Aslında Koçak da polemiği bütünüyle mümkün görmüyor olsa gerektir ki iki makalesinde polemik meselesini tartışmaya açar. Bunlar, polemik hakkındaki düşünmelerdir bir bakıma; bu tür, sürme zeminine sahip midir?
İçsellik dedik, polemiği mümkün kılan tarzda içselliklere sahip olmak ve yakıtı bulunmak. Geçmişte bu içsellik, yakıtını, dünyanın değiştirilebilir olduğuna inanan ve nihayetinde onu gerçekten de değiştiren siyasal-politik görüşlerden ediniyordu. Sosyalizm, vazettiği yeni dünyayı ve bu dünyanın insanını pratikte de kurmaya ve uygulamaya girişecek kadar etkindi. Gerçi nihai planda, böylesi polemiklerin içerdiği, büyük fikirler ileri sürebilmiş zihinlerin getirdiği teorik kavrayışların tekrarı biçimindeydi en çok ancak, yine de bu, polemiğin mümkün olması için yeterliydi; kaldı ki, polemiklere taraf olan fikirlerin sahipleri, birbirleriyle de polemiğe girmekten geri kalmamıştı ve süren, bir bakıma, bu polemiklerin uzantılarıydı.
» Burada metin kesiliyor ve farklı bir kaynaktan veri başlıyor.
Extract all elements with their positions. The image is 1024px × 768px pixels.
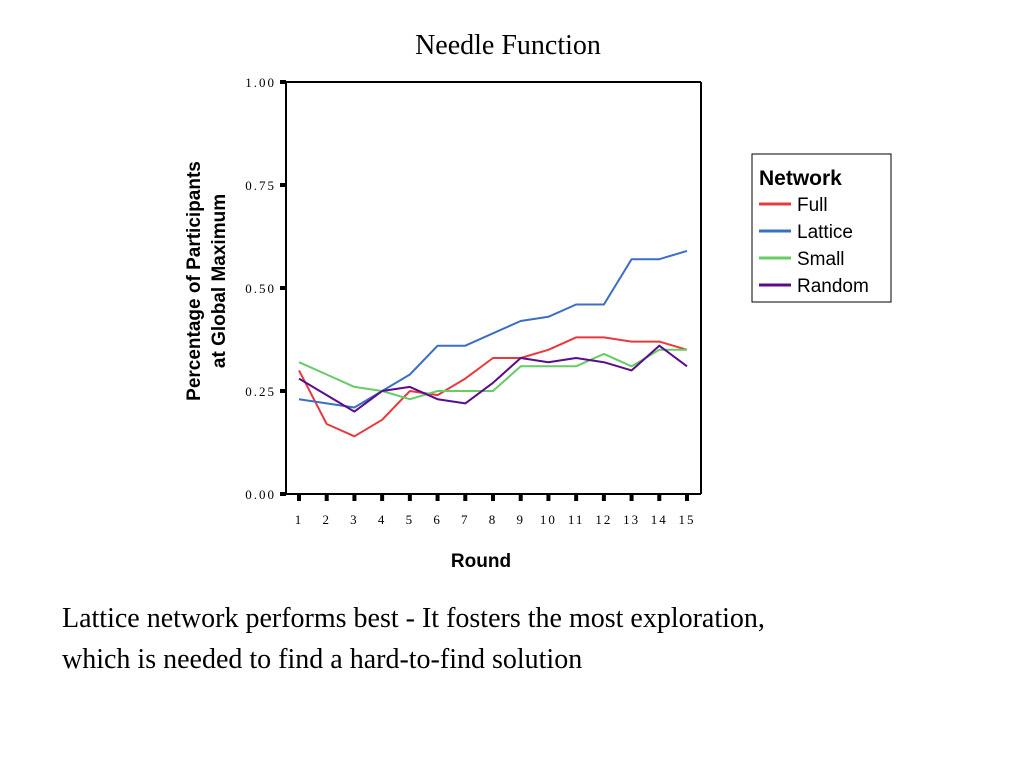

Taraf olmak, belli bir okulda taraf bulunmak, bu okulun görüş ve düşüncelerinin dünyayı değiştirmeye muktedir olduğuna duyulan katî inanç; böylece bu görüşlere bağlanmak, birtakım muarızları fikrî bakımdan, bazen aslında belagatle yenmeyi imkânlı kılıyordu. Bu bize, bir tür monologu veriyor. Kendi içinde düşünme geliştirme için gerekli olan iç konuşmayı, değerlendirme ve genel fikirlerden iyi kötü kişiselleştirilmiş fikir biçimlerine, hiç değilse söyleyiş biçimlerine sahip olacak kadar bir iç konuşmayı ve tefekkürü. Sonuç olarak konuşanlar, başkalarınca üretilmiş dünya görüşleri ve bunun yorumları olsa bile, taraflar, iyi kötü kendi fikrî tutunumlarına sahip olmalıydı polemiği sürdürebilmek için.
Bu, bir zihin oluş tarzı veriyor bize. Bugün artık tasfiye olduğunu ileri sürmek mümkün bunun. Polemik yürütülemiyor çünkü monolog bulunmuyor. Kendi içinde tartışmalı konuşma, kendi içinde derinleşerek düşünmede kalma, kendi içinde kararlı birtakım inanma-dayanak noktaları edinerek hiç değilse büyük ideoloji makinelerinin üzerinden kendiliğe varma; bağlanacak bir fikrî çerçeveye sahip bulunma.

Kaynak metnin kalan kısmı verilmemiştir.